Impairment of Mitochondria in Adult Mouse Brain Overexpressing Predominantly Full-Length, N-Terminally Acetylated Human α-Synuclein
Figure 1
Isolation of overexpressed human α-synuclein and truncated forms with brain mitochondria.
A. The entire amino acid sequence of human α-synuclein (140 amino acid residues) is displayed. Epitope stretches of amino acids used to raise human α-synuclein-selective antibodies are underlined (NH2 terminus, COOH terminus #1, COOH terminus #2). Human substitutions (total of 6) in the α-synuclein amino acid sequence are indicated in red. B. Western immunoblotting detected both endogenous mouse α-synuclein and overexpressed human α-synuclein (αSyn) (15–20 kDa) in synaptoneurosome (SN) fractions (20 µg) from WT and ASOTg littermates respectively using human α-synuclein-selective antibodies (left panel, NH2 terminus; middle panel, COOH terminus #1; right panel, COOH terminus #2). WT and Snca−/−littermates (KO) lacking mouse α-synuclein served as additional controls. Smaller forms (<15 kDa) of human α-synuclein were also detected in ASOTg SNs (left/middle panels) but not with the COOH terminus #2 antibody (right panel), consistent with carboxyl terminal truncation.

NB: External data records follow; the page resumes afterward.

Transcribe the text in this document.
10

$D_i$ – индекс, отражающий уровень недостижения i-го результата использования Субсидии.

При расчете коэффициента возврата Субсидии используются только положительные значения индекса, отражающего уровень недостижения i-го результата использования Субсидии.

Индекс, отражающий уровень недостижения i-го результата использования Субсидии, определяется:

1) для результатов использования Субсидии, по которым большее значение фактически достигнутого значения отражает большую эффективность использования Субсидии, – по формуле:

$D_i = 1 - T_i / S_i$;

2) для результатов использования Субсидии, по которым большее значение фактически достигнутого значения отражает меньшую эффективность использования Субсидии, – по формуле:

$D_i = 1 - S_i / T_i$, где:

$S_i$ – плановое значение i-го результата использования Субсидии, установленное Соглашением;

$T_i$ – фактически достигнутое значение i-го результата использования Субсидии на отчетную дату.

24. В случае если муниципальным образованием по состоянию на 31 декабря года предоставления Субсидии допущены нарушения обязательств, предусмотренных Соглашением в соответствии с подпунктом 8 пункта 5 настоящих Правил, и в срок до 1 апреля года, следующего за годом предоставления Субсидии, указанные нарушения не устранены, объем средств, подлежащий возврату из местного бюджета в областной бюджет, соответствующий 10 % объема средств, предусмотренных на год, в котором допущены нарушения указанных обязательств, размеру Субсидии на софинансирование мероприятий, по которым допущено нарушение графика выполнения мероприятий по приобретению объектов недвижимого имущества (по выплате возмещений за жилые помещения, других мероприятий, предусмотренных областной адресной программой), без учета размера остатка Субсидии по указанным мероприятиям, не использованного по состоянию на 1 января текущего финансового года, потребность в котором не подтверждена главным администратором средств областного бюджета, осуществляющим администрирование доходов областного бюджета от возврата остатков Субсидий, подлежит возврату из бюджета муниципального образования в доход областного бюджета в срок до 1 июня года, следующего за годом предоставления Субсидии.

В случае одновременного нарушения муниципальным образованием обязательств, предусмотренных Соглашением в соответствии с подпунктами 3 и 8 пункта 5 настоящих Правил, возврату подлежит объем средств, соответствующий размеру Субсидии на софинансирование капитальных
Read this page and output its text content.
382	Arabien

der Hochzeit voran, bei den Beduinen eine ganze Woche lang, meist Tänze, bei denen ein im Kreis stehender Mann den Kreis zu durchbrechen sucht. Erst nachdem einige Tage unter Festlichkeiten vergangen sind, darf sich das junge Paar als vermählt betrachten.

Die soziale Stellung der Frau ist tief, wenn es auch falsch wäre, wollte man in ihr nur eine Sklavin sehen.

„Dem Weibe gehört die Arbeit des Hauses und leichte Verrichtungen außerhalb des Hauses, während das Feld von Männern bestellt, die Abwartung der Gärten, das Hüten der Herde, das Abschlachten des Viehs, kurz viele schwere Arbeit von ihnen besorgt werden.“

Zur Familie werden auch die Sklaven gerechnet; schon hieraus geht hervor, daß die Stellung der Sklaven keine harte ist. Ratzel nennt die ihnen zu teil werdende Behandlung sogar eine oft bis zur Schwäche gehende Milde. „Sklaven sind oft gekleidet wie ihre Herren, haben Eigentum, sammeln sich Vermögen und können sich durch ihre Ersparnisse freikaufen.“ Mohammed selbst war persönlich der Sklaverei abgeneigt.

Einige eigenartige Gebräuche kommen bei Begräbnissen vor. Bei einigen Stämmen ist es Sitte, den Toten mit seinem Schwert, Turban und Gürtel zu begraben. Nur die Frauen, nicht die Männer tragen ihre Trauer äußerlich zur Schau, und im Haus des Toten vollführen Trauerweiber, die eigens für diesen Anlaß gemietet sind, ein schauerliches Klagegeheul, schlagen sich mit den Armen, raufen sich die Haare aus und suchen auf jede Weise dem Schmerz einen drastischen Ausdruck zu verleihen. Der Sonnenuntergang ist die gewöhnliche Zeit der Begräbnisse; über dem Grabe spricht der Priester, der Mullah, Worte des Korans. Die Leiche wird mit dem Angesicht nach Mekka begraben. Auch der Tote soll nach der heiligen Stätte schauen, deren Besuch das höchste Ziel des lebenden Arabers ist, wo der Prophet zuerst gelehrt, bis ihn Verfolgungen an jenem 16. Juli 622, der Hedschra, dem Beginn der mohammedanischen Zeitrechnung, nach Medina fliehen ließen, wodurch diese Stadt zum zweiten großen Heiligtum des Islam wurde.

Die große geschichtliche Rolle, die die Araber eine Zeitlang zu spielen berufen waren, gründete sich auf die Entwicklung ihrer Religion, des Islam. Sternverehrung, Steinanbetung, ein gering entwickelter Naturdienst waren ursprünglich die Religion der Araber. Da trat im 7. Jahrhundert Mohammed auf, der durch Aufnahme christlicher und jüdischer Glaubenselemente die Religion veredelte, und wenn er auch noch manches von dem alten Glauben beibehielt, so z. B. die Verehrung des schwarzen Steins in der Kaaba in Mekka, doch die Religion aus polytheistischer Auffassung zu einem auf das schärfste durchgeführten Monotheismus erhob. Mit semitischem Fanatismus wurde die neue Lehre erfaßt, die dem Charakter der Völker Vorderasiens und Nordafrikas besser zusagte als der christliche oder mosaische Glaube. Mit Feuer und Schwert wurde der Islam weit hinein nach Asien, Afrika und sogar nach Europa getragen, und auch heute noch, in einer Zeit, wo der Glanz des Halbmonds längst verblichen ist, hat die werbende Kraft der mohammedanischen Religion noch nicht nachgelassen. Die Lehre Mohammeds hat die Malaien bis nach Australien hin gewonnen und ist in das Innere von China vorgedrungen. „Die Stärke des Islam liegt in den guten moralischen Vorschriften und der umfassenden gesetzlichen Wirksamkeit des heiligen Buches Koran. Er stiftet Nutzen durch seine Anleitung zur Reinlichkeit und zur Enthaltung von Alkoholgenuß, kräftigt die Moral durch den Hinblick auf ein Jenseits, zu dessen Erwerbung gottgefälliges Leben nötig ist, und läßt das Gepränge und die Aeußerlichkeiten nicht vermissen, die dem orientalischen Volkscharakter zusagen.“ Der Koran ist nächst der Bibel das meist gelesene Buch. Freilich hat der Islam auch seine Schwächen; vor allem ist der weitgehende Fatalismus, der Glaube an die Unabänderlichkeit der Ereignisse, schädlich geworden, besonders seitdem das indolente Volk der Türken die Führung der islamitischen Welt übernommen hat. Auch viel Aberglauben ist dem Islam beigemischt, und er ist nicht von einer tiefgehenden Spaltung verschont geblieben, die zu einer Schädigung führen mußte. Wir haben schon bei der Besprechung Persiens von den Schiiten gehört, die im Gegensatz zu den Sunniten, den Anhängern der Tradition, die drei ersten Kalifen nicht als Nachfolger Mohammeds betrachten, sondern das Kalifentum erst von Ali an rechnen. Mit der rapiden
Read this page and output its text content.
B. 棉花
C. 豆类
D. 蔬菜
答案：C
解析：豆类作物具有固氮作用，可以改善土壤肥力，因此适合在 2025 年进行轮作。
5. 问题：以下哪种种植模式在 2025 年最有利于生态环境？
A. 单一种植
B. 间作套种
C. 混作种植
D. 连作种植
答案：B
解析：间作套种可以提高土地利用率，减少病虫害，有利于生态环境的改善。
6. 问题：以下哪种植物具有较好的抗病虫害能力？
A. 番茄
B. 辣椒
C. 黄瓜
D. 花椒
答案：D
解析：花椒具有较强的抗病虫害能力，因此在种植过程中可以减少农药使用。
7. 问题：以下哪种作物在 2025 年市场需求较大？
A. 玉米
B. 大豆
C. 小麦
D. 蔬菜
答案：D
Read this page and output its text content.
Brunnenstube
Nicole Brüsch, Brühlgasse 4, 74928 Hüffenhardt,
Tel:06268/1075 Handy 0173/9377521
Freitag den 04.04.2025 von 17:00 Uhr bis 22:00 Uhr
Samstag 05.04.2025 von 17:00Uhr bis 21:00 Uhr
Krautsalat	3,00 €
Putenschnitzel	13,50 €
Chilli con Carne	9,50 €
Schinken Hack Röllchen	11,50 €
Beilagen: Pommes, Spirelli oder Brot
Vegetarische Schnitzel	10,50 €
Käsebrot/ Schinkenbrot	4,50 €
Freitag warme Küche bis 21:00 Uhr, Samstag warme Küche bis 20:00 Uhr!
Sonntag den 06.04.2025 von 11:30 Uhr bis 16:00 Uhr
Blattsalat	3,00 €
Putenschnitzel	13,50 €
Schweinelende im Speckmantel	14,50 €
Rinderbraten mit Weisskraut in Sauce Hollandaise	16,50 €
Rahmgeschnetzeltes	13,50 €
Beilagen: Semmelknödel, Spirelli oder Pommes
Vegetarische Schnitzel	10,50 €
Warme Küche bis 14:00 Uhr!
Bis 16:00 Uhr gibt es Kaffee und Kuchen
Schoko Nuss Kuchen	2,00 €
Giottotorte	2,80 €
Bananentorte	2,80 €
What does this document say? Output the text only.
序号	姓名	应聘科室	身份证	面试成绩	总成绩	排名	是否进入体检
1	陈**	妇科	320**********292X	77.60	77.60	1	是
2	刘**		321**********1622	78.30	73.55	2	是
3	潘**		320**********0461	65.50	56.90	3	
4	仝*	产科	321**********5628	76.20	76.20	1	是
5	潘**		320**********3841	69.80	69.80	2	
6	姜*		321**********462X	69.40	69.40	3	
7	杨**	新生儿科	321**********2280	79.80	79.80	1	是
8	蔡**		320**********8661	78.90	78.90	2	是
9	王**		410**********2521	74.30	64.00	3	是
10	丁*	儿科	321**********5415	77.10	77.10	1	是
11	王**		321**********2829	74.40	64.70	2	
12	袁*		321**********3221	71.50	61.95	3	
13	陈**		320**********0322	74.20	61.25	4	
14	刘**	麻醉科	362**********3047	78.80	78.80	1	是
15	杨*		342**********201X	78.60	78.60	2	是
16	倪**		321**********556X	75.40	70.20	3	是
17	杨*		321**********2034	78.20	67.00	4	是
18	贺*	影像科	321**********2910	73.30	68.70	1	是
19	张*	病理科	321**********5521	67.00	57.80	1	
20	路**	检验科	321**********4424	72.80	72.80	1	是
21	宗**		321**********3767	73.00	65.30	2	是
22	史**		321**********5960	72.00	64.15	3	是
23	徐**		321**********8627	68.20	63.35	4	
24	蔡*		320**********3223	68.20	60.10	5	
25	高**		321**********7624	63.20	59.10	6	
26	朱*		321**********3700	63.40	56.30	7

C. Segments of the same immunoblot with brain (cortex, striatum) mitochondria (mito) and cyotosolic (cyt) fractions (20 µg each) from both WT and ASOTg mice were successively probed with different antibodies based on the size of the target protein. Target proteins included: nuclear pore complex proteins (top panel), subunit proteins for each of the five mitochondrial electron transport complexes (cI–cV) complexes (middle panel), and human α-synuclein (ASOTg) (bottom panel). Since blot segments were not stripped of immunoreactivity between antibody reprobing, electron transport complex cI band was detected as a residual band above α-synuclein. D. Human α-synuclein was also detected in purified cortex mitochondria (20 µg) isolated from ASO transgenic mice by the ISO1 protocol and a subsequent step using ultracentrifugation and density gradients (OptiPrep). cV-ATP synthase subunit (α) served as control for mitochiondria enrichment. E. Truncated forms of human α-synuclein were detected with increasing concentrations (4–20 µg) of ASOTg mitochondria but not with WT mitochondria.